Le mois dernier, Politico a rapporté que John Zadrozny, l'allié de Miller, devait être nommé chef de cabinet adjoint des Services de citoyenneté et d'immigration des États-Unis (USCIS) qui supervise l'immigration légale, dont la politique d'asile. Il rejoindra l'équipe du nouveau directeur de l'USCIS, Ken Cuccinelli.
Procureur général de Virginie au début de cette décennie, Cuccinelli était pour l'abolition de la citoyenneté par naissance et pour refuser de verser l'allocation chômage aux travailleurs ne parlant pas anglais.
Zadrozny est un responsable du département d'État ayant déjà travaillé pour le Conseil de politique intérieure de Trump. En 2009, il a été conseiller pour la Fédération de réforme de l'immigration américaine (FAIR). Le Southern Poverty Law Center (SPLC, association pour la promotion de la tolérance et la surveillance de l'extrême droite) a qualifié FAIR de groupe promouvant la haine en raison de ses « attaques virulentes et fausses contre les immigrants non blancs ».
Ces développements doivent servir de fort avertissement à toute la classe ouvrière. La guerre contre les immigrés fait partie d'une attaque plus large contre les droits démocratiques. Celle-ci comprend la préparation de la violence d'État contre les travailleurs en grève ou qui protestent contre les conditions dans les ateliers de misère ainsi qu'une campagne délibérée pour instaurer une dictature présidentielle. Aucune section du Parti démocrate ne défendra les droits démocratiques, car cela exige une lutte contre le système capitaliste.

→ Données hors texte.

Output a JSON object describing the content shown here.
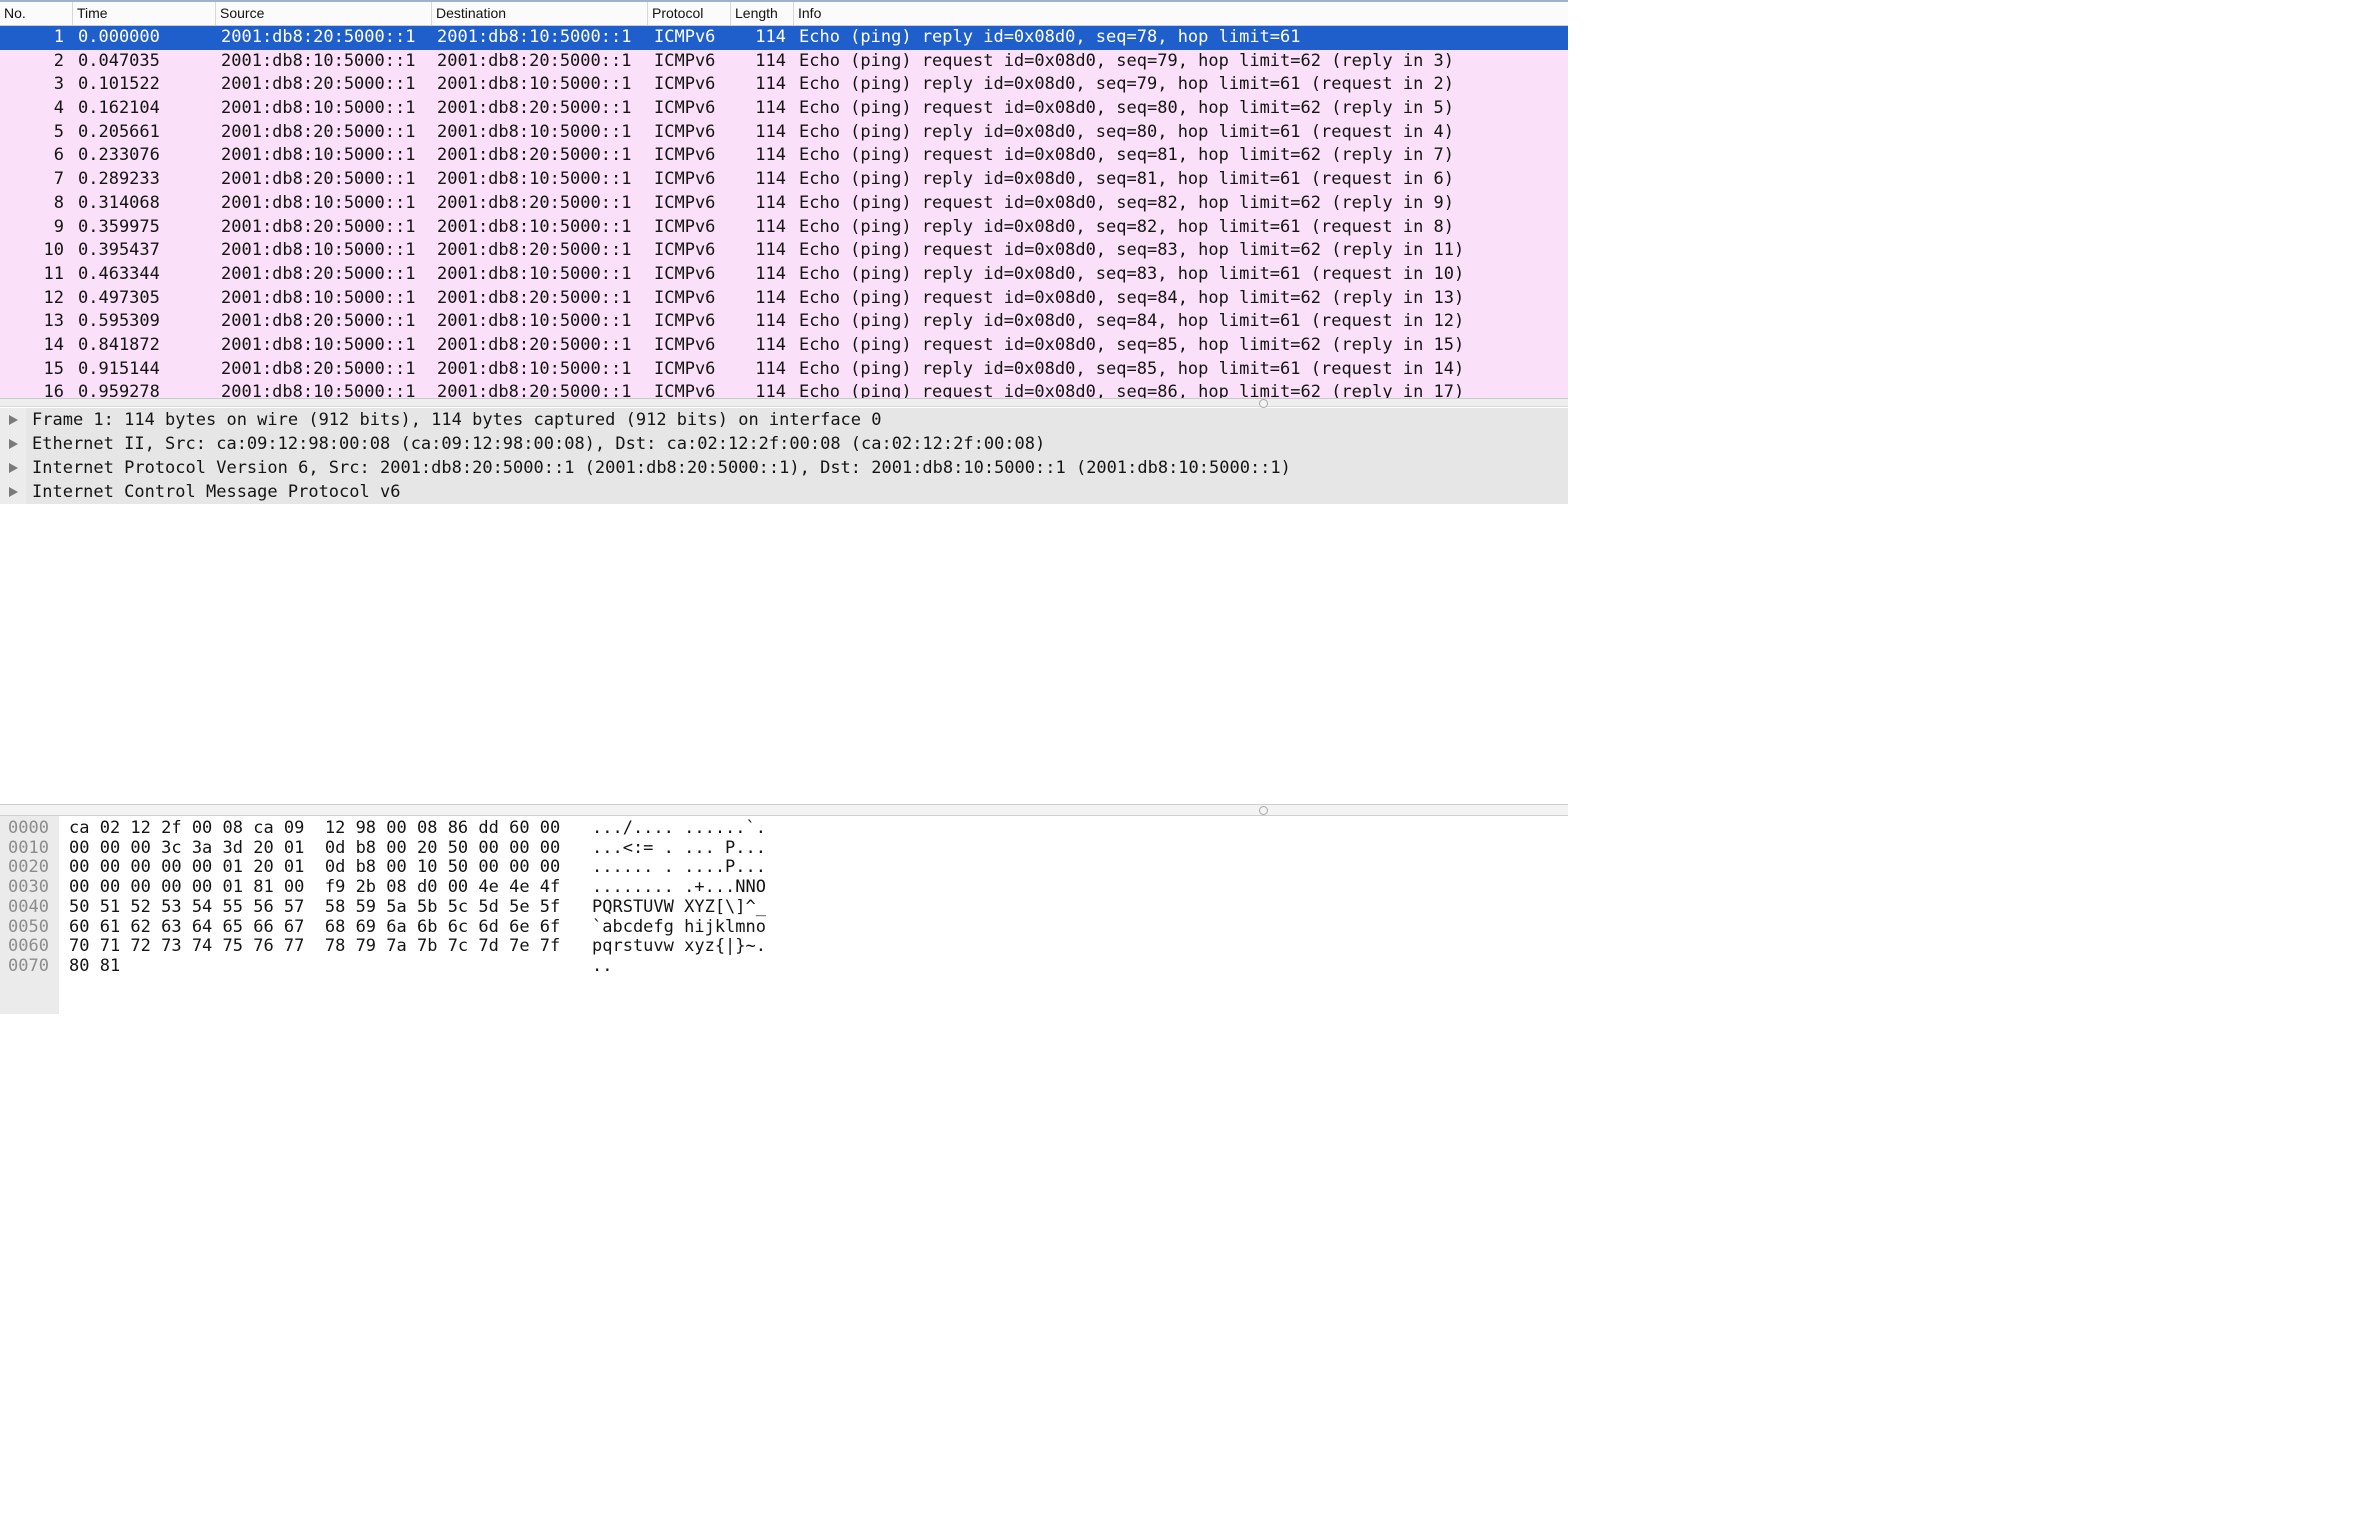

Aucun des démocrates qui protestent contre les mesures fascisantes de Trump n'appelle à la libération de tous ceux qui sont détenus dans les centres de détention et au droit de tous les travailleurs de vivre et de travailler là où ils le souhaitent. C'est la politique pour laquelle le Parti de l'égalité socialiste se bat, une partie essentielle de la lutte urgente pour unir toute la classe ouvrière dans la défense de ses droits démocratiques et sociaux.